L'autre côté de l'espoir (Toivon tuolla puolen)
Aki Kaurismäki (2016)
J'aime bien le cinéma de Aki KAURISMÄKI dont les codes particuliers peuvent constituer un frein à l'adhésion du spectateur mais qui si on y entre a beaucoup à offrir. "L'autre côté de l'espoir" son dernier film en date est le deuxième volet d'une trilogie sur les migrants après "Le Havre" (2011) (on ne sait pas si il y en aura un troisième, Aki KAURISMÄKI ayant exprimé son souhait d'arrêter de faire des films). Fable humaniste comme l'était aussi "Le Havre" (2011), "L'autre côté de l'espoir" raconte la rencontre entre un migrant syrien débouté du droit d'asile et un finlandais quinquagénaire qui a décidé de refaire sa vie en tentant sa chance dans la restauration après avoir gagné au poker.
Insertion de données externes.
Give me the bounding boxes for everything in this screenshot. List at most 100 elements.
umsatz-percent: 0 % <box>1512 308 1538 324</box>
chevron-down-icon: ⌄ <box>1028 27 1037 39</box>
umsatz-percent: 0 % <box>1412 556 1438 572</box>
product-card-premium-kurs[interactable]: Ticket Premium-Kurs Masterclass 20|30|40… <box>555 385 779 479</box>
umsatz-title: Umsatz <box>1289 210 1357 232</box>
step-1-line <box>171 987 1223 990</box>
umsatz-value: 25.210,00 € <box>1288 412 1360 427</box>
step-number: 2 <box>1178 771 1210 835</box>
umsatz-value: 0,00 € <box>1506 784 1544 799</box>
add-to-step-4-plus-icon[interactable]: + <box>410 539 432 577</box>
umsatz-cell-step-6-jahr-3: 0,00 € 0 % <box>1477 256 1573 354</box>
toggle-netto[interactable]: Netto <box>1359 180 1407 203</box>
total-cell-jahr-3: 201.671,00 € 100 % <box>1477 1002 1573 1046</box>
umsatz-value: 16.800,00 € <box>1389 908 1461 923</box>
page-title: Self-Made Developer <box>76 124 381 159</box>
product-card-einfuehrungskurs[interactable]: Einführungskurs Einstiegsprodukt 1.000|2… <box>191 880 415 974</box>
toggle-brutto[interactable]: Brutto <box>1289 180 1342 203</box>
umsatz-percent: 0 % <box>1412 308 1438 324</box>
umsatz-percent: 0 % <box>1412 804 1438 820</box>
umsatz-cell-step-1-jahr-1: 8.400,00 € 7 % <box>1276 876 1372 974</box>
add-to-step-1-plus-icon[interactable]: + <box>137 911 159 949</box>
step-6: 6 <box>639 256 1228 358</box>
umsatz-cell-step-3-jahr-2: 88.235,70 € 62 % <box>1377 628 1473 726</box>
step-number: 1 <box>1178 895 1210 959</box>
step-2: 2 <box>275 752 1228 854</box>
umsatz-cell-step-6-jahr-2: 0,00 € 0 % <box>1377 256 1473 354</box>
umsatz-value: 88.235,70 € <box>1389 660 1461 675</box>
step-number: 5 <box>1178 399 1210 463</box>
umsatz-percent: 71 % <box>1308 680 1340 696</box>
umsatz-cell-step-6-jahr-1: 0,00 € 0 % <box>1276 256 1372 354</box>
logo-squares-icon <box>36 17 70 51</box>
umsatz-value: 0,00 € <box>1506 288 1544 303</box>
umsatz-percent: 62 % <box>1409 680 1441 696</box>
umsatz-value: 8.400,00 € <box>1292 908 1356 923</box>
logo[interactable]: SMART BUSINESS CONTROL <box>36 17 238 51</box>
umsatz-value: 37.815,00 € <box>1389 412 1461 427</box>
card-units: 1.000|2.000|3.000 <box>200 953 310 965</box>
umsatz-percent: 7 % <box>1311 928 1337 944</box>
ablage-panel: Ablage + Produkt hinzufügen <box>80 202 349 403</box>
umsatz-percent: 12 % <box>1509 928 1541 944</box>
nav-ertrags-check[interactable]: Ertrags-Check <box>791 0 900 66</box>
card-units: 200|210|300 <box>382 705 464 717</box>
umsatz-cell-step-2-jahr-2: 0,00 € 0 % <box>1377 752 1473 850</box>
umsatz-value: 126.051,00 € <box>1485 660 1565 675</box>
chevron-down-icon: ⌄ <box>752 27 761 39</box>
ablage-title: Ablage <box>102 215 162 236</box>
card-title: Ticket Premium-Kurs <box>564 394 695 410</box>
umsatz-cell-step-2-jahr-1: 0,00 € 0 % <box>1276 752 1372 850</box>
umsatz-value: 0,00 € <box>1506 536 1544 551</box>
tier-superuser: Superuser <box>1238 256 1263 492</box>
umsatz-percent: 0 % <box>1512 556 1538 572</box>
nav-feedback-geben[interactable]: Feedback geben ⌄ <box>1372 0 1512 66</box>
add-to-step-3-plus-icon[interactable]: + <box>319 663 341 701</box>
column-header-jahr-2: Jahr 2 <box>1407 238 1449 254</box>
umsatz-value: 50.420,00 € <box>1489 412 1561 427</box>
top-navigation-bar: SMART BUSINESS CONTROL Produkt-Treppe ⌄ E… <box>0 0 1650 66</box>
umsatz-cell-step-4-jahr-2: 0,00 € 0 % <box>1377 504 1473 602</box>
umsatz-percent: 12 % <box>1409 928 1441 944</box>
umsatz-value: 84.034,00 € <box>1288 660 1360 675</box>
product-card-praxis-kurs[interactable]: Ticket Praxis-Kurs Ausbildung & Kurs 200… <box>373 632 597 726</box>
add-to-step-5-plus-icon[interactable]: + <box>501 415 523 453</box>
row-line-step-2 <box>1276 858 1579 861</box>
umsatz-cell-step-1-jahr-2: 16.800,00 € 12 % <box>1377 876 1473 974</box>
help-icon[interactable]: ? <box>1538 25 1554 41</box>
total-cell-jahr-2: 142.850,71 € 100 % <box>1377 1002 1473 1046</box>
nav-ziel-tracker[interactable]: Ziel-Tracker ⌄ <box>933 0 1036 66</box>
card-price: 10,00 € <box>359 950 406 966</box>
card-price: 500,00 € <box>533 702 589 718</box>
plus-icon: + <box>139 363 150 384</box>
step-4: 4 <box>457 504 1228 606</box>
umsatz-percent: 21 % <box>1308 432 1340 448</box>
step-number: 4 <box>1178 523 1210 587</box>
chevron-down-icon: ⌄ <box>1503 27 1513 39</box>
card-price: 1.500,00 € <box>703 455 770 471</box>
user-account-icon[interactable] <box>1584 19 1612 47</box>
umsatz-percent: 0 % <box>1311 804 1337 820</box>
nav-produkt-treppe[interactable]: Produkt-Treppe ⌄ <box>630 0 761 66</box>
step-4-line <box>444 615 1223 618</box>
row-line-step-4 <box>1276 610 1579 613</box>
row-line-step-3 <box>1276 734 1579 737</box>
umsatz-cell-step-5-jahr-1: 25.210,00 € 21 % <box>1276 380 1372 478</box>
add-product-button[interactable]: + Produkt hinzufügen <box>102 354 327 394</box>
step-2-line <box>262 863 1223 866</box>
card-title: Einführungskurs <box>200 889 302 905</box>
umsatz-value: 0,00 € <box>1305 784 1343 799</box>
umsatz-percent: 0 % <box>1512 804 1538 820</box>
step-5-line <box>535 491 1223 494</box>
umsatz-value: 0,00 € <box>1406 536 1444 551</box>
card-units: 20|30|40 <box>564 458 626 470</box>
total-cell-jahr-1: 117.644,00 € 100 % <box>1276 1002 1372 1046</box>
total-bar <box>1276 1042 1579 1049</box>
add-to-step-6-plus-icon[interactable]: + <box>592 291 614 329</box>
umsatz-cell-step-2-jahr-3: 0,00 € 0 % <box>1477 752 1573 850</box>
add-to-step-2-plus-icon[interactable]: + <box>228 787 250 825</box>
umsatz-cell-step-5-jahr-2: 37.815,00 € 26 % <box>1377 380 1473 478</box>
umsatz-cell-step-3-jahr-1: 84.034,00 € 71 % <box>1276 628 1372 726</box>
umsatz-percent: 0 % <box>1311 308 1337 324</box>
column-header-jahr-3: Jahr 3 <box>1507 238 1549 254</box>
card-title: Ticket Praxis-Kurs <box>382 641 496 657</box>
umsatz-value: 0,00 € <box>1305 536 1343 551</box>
Aki KAURISMÄKI conjugue avec bonheur réalisme social et politique (misère, violences racistes, témoignage frontal des horreurs de la guerre et de l'absurdité de la machine administrative) et décalage poétique créant un effet de distanciation salutaire (aspect rétro des décors dépouillés dont l'ameublement semble sorti de chez Emmaüs, minimalisme de personnages marqués physiquement mais peu bavards et peu expressifs, couleurs froides, mise en scène épurée, interludes musicaux rock et humour burlesque omniprésent désamorçant tout pathos)*. Le résultat est un film d'apparence froide mais généreux en réalité, mettant en avant la bienveillance et la solidarité des individus face à l'absurdité d'un système arbitraire dont Aki KAURISMÄKI se paye la tête (il affirme que la situation syrienne ne justifie pas la délivrance d'un titre de séjour alors que la scène suivante montre évidemment le contraire) et dont de simples citoyens finlandais déjouent les mécanismes à la manière des résistants de la seconde guerre mondiale mais sans avoir l'air d'y toucher (fabrication de faux papiers, aide à l'évasion, emploi au noir etc.) Quant aux tentatives de mutations mondialistes du restaurant vieillot racheté par le finlandais quinquagénaire, elles constituent les passages les plus drôles du film.
On distingue au moins deux grandes influences dans le cinéma de Aki KAURISMÄKI. L'une, américaine, vis à vis des grandes figures du burlesque muet (Charles CHAPLIN, figure du vagabond tutélaire de tous ses films et Buster KEATON pour le caractère impassible des personnages) et l'autre française, vis à vis du courant réaliste poétique à qui Aki KAURISMÄKI a rendu un hommage appuyé dans "Le Havre" (2011) (avec un personnage féminin appelé Arletty!) mais aussi vis à vis des polars minimalistes de Jean-Pierre MELVILLE et des films non moins dépouillés de Robert BRESSON.